Food stamp eligibility saved; trust payments not “income”

In a recent decision by the New Hampshire Supreme Court, the Court ruled that trust payments to third party vendors were not countable as “income” to the trust beneficiary for purposes of determining her eligibility for food stamps. Petition of Kelly Hagenbuch.

The federal food stamp program (called SNAP in New Jersey) is available to individuals who meet certain income and asset limits. Kelly Hagenbuch was a recipient of food stamps in New Hampshire. She was also the beneficiary of an irrevocable trust that had been established for her sole benefit. Kelly had no right, title or power over the distributions, and could not compel a distribution under any circumstances.
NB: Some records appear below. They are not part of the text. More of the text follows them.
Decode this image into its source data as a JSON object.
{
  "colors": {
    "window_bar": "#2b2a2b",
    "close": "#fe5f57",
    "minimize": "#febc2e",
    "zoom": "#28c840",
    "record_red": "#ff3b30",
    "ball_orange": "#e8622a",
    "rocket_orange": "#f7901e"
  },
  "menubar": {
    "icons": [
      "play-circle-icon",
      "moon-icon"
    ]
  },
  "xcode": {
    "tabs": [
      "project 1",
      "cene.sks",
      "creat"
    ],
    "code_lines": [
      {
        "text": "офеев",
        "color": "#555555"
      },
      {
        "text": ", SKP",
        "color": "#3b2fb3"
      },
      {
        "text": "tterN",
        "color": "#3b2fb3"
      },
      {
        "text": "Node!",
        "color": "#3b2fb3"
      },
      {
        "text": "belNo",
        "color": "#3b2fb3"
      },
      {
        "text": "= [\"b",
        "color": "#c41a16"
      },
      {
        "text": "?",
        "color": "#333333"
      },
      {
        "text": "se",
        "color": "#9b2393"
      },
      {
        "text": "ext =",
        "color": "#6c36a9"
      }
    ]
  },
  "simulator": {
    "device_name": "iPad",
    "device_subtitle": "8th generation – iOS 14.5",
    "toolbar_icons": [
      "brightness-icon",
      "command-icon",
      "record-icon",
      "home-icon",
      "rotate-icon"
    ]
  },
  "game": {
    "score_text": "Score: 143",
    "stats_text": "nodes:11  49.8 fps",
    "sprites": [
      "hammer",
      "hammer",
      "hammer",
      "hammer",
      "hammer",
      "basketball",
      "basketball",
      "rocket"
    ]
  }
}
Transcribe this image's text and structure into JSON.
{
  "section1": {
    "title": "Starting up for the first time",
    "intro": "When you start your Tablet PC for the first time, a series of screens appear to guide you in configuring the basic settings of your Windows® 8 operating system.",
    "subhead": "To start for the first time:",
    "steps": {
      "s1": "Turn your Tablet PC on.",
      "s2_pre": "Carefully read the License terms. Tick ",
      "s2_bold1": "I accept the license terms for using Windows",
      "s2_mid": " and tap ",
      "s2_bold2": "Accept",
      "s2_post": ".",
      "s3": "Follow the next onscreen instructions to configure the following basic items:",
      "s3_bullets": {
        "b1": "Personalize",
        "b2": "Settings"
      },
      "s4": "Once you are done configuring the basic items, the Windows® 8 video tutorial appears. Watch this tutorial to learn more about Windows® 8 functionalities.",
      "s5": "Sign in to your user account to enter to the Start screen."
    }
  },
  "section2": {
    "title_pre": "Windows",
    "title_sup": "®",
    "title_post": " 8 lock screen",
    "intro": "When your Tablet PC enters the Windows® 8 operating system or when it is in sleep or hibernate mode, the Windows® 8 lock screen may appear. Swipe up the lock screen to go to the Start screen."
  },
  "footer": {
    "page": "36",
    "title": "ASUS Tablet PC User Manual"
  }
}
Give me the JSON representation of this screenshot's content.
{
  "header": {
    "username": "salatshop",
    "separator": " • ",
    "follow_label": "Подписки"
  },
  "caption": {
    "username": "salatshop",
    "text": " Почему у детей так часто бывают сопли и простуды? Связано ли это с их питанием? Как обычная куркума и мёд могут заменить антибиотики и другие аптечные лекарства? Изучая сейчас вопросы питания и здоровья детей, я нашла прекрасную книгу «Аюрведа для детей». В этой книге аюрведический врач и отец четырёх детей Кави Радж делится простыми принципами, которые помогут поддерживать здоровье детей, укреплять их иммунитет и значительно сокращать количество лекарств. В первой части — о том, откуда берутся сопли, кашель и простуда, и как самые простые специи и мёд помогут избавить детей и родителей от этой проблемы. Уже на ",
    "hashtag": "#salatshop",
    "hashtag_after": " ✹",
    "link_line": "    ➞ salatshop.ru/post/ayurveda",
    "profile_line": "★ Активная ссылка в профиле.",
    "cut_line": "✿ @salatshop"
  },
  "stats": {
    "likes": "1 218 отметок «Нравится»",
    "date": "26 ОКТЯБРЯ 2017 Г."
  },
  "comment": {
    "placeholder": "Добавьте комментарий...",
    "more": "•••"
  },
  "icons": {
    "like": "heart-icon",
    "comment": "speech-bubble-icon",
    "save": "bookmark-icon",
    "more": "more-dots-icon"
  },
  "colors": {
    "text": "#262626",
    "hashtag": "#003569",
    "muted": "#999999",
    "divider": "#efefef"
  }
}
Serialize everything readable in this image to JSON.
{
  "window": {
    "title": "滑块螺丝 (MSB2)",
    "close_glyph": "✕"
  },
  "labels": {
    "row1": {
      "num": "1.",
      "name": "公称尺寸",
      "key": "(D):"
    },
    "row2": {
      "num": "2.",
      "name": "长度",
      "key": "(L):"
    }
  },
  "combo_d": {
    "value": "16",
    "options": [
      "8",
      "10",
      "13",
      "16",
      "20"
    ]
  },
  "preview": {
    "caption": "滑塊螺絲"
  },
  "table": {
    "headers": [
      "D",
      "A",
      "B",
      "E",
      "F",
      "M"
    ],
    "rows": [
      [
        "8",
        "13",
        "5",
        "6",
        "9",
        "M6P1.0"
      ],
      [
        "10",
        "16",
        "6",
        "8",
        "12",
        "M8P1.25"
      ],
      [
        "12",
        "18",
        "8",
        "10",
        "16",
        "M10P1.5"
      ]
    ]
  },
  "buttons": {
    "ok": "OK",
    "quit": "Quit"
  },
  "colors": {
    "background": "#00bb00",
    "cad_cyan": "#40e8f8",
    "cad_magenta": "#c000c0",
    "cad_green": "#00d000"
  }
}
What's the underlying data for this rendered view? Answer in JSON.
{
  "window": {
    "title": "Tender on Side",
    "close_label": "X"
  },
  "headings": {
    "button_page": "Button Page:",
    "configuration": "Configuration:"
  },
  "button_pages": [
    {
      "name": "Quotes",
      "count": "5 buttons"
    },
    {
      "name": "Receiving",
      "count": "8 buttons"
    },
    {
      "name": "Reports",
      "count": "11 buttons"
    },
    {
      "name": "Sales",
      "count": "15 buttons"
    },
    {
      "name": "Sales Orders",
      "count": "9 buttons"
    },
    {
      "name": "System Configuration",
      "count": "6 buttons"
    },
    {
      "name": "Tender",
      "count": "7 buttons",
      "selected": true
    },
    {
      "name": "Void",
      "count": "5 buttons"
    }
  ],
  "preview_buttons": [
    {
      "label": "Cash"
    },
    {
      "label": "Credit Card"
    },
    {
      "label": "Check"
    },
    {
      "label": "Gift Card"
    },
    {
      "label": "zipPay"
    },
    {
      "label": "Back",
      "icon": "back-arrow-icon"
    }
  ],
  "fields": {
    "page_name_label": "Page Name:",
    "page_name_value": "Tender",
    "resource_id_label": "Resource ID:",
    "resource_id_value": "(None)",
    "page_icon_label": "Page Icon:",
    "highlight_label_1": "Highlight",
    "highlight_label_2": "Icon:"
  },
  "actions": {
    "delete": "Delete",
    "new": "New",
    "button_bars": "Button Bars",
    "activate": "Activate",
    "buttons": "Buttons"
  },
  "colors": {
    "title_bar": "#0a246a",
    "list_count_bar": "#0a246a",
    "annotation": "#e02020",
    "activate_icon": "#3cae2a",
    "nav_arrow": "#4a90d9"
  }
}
The Trustee made payments from the trust to various third parties for such things as administration expenses and taxes. These payments were considered to be payments to third party vendors, which are normally excluded from “income” under the program’s rules. In reviewing the trust, the agency determined that the trust’s distributions should be treated as “income” to Kelly, and terminated her benefits, as the income would disqualify her from receipt of benefits. Kelly sought court review.  The New Hampshire Supreme Court held that these vendor payments did not count as her income because the trust funds were not “owed to” her — in other words, that she had no right to compel the payments. Petition of Kelly Hagenbuch.